Starting positions: Back rank (row 1 for White, row 10 for Black) is R·N·B·Q·K·B·N·R. Pawns are on row 2 (White) and row 9 (Black).
The Fog Zone
Rows 4–7 are the fog zone. At game start, four mines are placed randomly within those 32 squares and the zone is covered in grey fog. The mine counter in the panel shows how many mines remain on the board.
When any piece lands on a square, the fog lifts from that square and all of its immediate neighbors that are in the fog zone. One ring only — there is no cascade reveal. Revealed squares show their mine-adjacent count exactly like classic Minesweeper (1–8, colour-coded), or nothing if clear.
When all four mines have been either discovered (their square revealed) or removed from the board, all remaining fog lifts permanently and the game continues as standard chess.
Mine Interactions
| Piece | Lands on mine | Result |
|---|---|---|
| ♔ King | Yes | Royal Sapper — mine is removed silently, king is unharmed. |
| ♙ Pawn (sapper action) | Forward square | Mine removed, pawn stays in place. Turn passes. Safe even if no mine is there. |
| ♙ Pawn (normal move) | Yes | Pawn destroyed. Mine cleared. |
| Any other piece | Yes | Piece destroyed.

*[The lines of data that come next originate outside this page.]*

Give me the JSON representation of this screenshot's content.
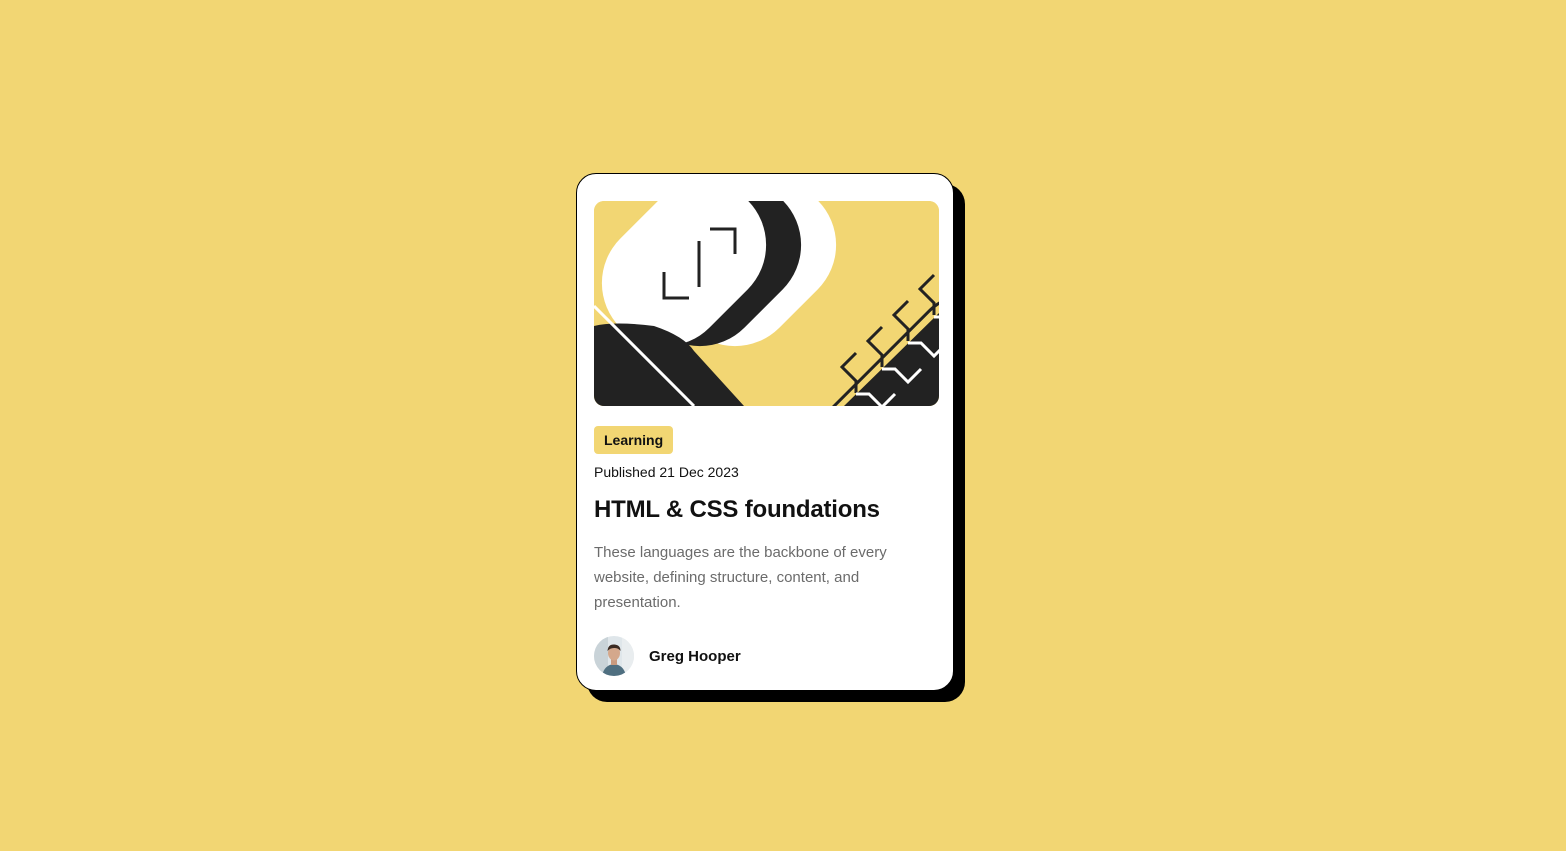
{
  "colors": {
    "background": "#f2d673",
    "card": "#ffffff",
    "shadow": "#000000",
    "heading": "#111111",
    "body_text": "#6b6b6b"
  },
  "card": {
    "tag": "Learning",
    "published": "Published 21 Dec 2023",
    "title": "HTML & CSS foundations",
    "description": "These languages are the backbone of every website, defining structure, content, and presentation.",
    "author": {
      "name": "Greg Hooper",
      "avatar_icon": "avatar-photo"
    },
    "illustration_icon": "abstract-code-illustration"
  }
}
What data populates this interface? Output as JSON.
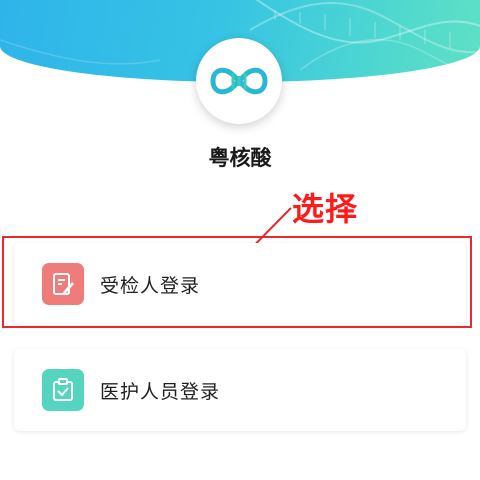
{
  "app": {
    "title": "粤核酸",
    "colors": {
      "header_start": "#2fb4ea",
      "header_end": "#5fe0c6",
      "accent_red": "#e8292d"
    }
  },
  "annotation": {
    "text": "选择",
    "color": "#ff1a1a"
  },
  "login_options": [
    {
      "label": "受检人登录",
      "icon": "edit-document-icon",
      "color": "#ef7b7b",
      "highlighted": true
    },
    {
      "label": "医护人员登录",
      "icon": "clipboard-check-icon",
      "color": "#55d5c0",
      "highlighted": false
    }
  ]
}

Mine cleared. |
| ♖♗♕ Sliding pieces | Passes through | No effect — mines are only triggered at the landing square. Sliders can jump any mine they don't stop on. |
Pawn Sapper Action
Select a pawn and a 💣 icon appears on the square directly in front of it. Click the icon to use the sapper action: the pawn stays put, and any mine on that square is removed. If there is no mine, the pawn has wasted its turn — but this also means pawns can legally pass their move, making zugzwang significantly harder to achieve.
The sapper action is not available while the king is in check (it cannot resolve check).
Castling, Promotion, and Special Rules
Castling follows standard chess rules: king and rook must not have moved; squares between them must be empty; the king must not be in check, pass through check, or land in check. Mines in the castling corridor are treated as empty for the path-clear test, but the king would trigger them if it landed on one.
Promotion: White pawns promote upon reaching row 10 (Black's back rank); Black pawns promote at row 1. Promotion is automatic to Queen.
No en passant. No 50-move rule. The fog zone naturally slows early development, so games routinely extend well past 50 moves before meaningful contact — the 50-move draw rule is therefore not enforced.
Check, Checkmate, and Stalemate
Standard chess check and checkmate rules apply. A king in check must resolve it on the next move; moves that leave the king in check are illegal. Stalemate (no legal moves, not in check) ends the game as a draw.